During the day I was visited by two men who took a particular interest in me. The first, who came early in the morning, was evidently the local equivalent of a physician, for he examined me from head to foot with a solemn and knowing air and caused me much annoyance by feeling my limbs as if to see that they were whole. Of course, he did not overlook my right arm; and I passed a miserable half hour while he adjusted a crude splint and bound and bandaged the broken member with stout vegetable fibres.

My second visitor performed less of a service. He was an old man, still erect and sparkling-eyed, although he must have passed the traditional three score years and ten; and his long white beard, drooping untended as far as his waistline, gave him a Rip Van Winkle appearance. Upon his entrance, the others made way with little bows of awe; and as he sedately approached the straw where I was lying, five or six men and women gathered to my rear, whispering in half-suppressed agitation. These were quickly joined by others from without; and soon my visitors were massed layers deep against all the walls, and the air became fetid and hot with overcrowded humanity.

Meanwhile I felt like a sacrificial victim awaiting the priestly knife. Had my hosts spared me only so that I might serve as an offering to some pagan god? So I wondered as I watched the white-bearded one gravely bending over me; watched him rubbing his hands solemnly together as though in pursuance of a religious rite. And when, after several minutes, he turned from me to smear a brown ointment on his palms, my apprehension mounted to terror, which was not soothed when he stooped down and dampened my forehead with the ointment, meanwhile mumbling unintelligibly to himself. His next step, which I awaited in the trembling helplessness of a vivisected animal, was to reach toward my clothes and examine them fold by fold; after which he drew from his pocket a sparkling object, a prism of glass, which he held up in the sunlight of the window, shedding the rainbow reflection on the opposite wall, and staring at it as though it were the key to some transcendent truth.

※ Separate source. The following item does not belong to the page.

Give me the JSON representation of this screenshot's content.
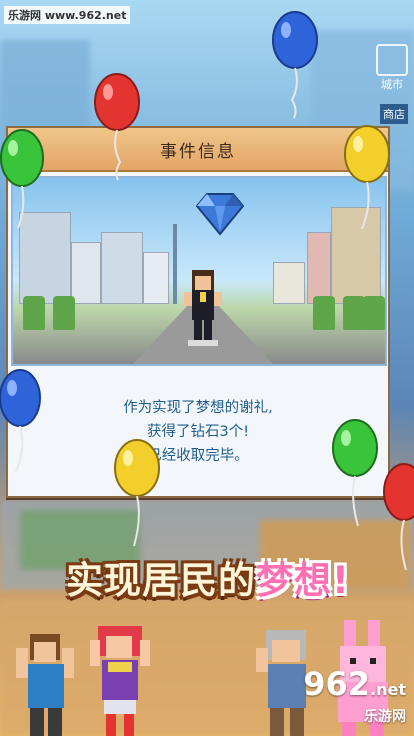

Much to my relief, the ordeal was apparently over now; the old man turned his back upon me as though I had ceased to matter, and began sonorously to address his people. Not understanding a word, I could not be much interested; but I did observe how reverentially his audience stood regarding him, with staring dark eyes and gestures of self-abasement, while hanging on his every syllable as if it embodied divine wisdom.

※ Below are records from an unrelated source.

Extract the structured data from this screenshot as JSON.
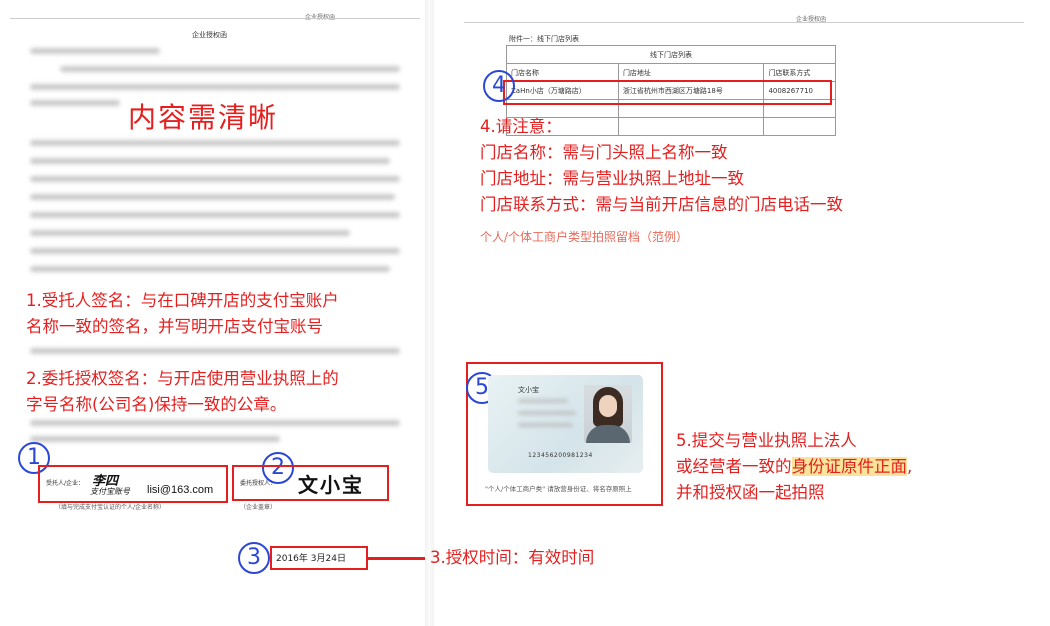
{
  "document": {
    "header_left": "企业授权函",
    "header_right": "企业授权函",
    "title": "企业授权函",
    "overlay_title": "内容需清晰",
    "annex_title": "附件一：线下门店列表",
    "table_title": "线下门店列表",
    "table_headers": [
      "门店名称",
      "门店地址",
      "门店联系方式"
    ],
    "table_row": [
      "ZaHn小店（万塘路店）",
      "浙江省杭州市西湖区万塘路18号",
      "4008267710"
    ]
  },
  "notes": {
    "n1_line1": "1.受托人签名：与在口碑开店的支付宝账户",
    "n1_line2": "名称一致的签名，并写明开店支付宝账号",
    "n2_line1": "2.委托授权签名：与开店使用营业执照上的",
    "n2_line2": "字号名称(公司名)保持一致的公章。",
    "n3": "3.授权时间：有效时间",
    "n4_title": "4.请注意：",
    "n4_line1": "门店名称：需与门头照上名称一致",
    "n4_line2": "门店地址：需与营业执照上地址一致",
    "n4_line3": "门店联系方式：需与当前开店信息的门店电话一致",
    "n4_sub": "个人/个体工商户类型拍照留档（范例）",
    "n5_line1": "5.提交与营业执照上法人",
    "n5_line2_pre": "或经营者一致的",
    "n5_line2_hl": "身份证原件正面",
    "n5_line2_post": ",",
    "n5_line3": "并和授权函一起拍照"
  },
  "markers": [
    "1",
    "2",
    "3",
    "4",
    "5"
  ],
  "signature": {
    "label_trustee": "受托人/企业：",
    "name": "李四",
    "account_label": "支付宝账号",
    "email": "lisi@163.com",
    "caption_trustee": "（填与完成支付宝认证的个人/企业名称）",
    "label_principal": "委托授权人：",
    "stamp_name": "文小宝",
    "caption_principal": "（企业盖章）",
    "date_year": "2016",
    "date_text": "年",
    "date_month": "3",
    "date_month_label": "月",
    "date_day": "24",
    "date_day_label": "日"
  },
  "idcard": {
    "name": "文小宝",
    "number": "123456200981234",
    "caption": "\"个人/个体工商户类\" 请放营身份证、将名存原照上"
  },
  "colors": {
    "accent_red": "#e3201f",
    "marker_blue": "#2b47d6",
    "highlight": "#fbe39a"
  }
}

His first remarks were evidently cheerful or even jocular; for they evoked smiles and occasionally laughter. But soon, apparently, he turned to graver subjects; and his listeners became serious and thoughtful, as though spellbound by his eloquence. How long they remained thus I do not know; my watch having run down, I had no way of reckoning time; but it seemed to me that the speaker held forth for at least an hour. And long before he had finished, my mind had drifted to more interesting matters.

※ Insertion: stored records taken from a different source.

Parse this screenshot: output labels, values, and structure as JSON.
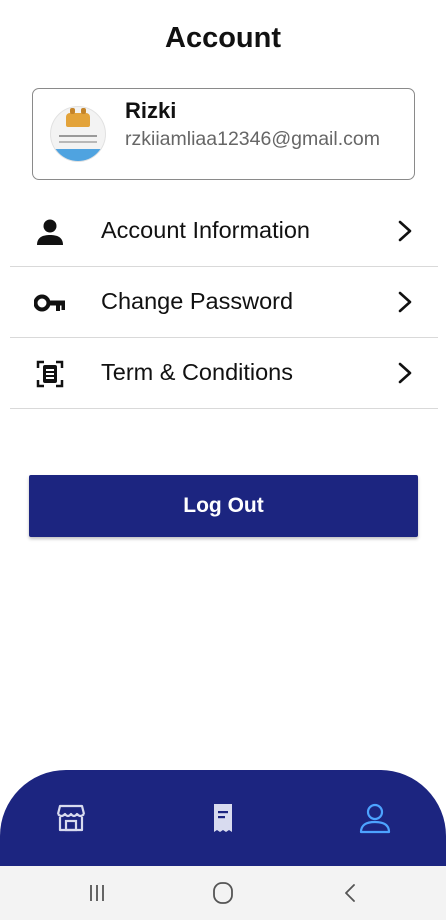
{
  "header": {
    "title": "Account"
  },
  "profile": {
    "name": "Rizki",
    "email": "rzkiiamliaa12346@gmail.com",
    "avatar_icon": "mascot-avatar"
  },
  "menu": {
    "items": [
      {
        "label": "Account Information",
        "icon": "person-icon"
      },
      {
        "label": "Change Password",
        "icon": "key-icon"
      },
      {
        "label": "Term & Conditions",
        "icon": "document-scan-icon"
      }
    ]
  },
  "logout": {
    "label": "Log Out"
  },
  "bottom_nav": {
    "items": [
      {
        "name": "store",
        "icon": "store-icon",
        "active": false
      },
      {
        "name": "receipt",
        "icon": "receipt-icon",
        "active": false
      },
      {
        "name": "account",
        "icon": "user-icon",
        "active": true
      }
    ]
  },
  "colors": {
    "primary": "#1c2580",
    "active_icon": "#4da3ff",
    "inactive_icon": "#d8dbef"
  }
}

I was asking myself what had happened to Damon, and whether my fellow geologists were searching the mountains for my corpse, when the old man wheeled about abruptly, and with fiery eyes pointed at me as if in accusation.

In high-pitched, staccato tones, almost like a cry of agony, he uttered three sharp monosyllables, then became silent.

At the same time, suppressed cries burst from the spectators. It may have been only imagination, but I thought they were eyeing me in alarm and reproach, and that they were edging away from me; and I know that, in a moment, those to the rear had crowded through the door. Soon only three or four remained, and I was left to wonder whether my rescuers were after all not the kindly mountaineers I had taken them to be, but merely superstitious savages.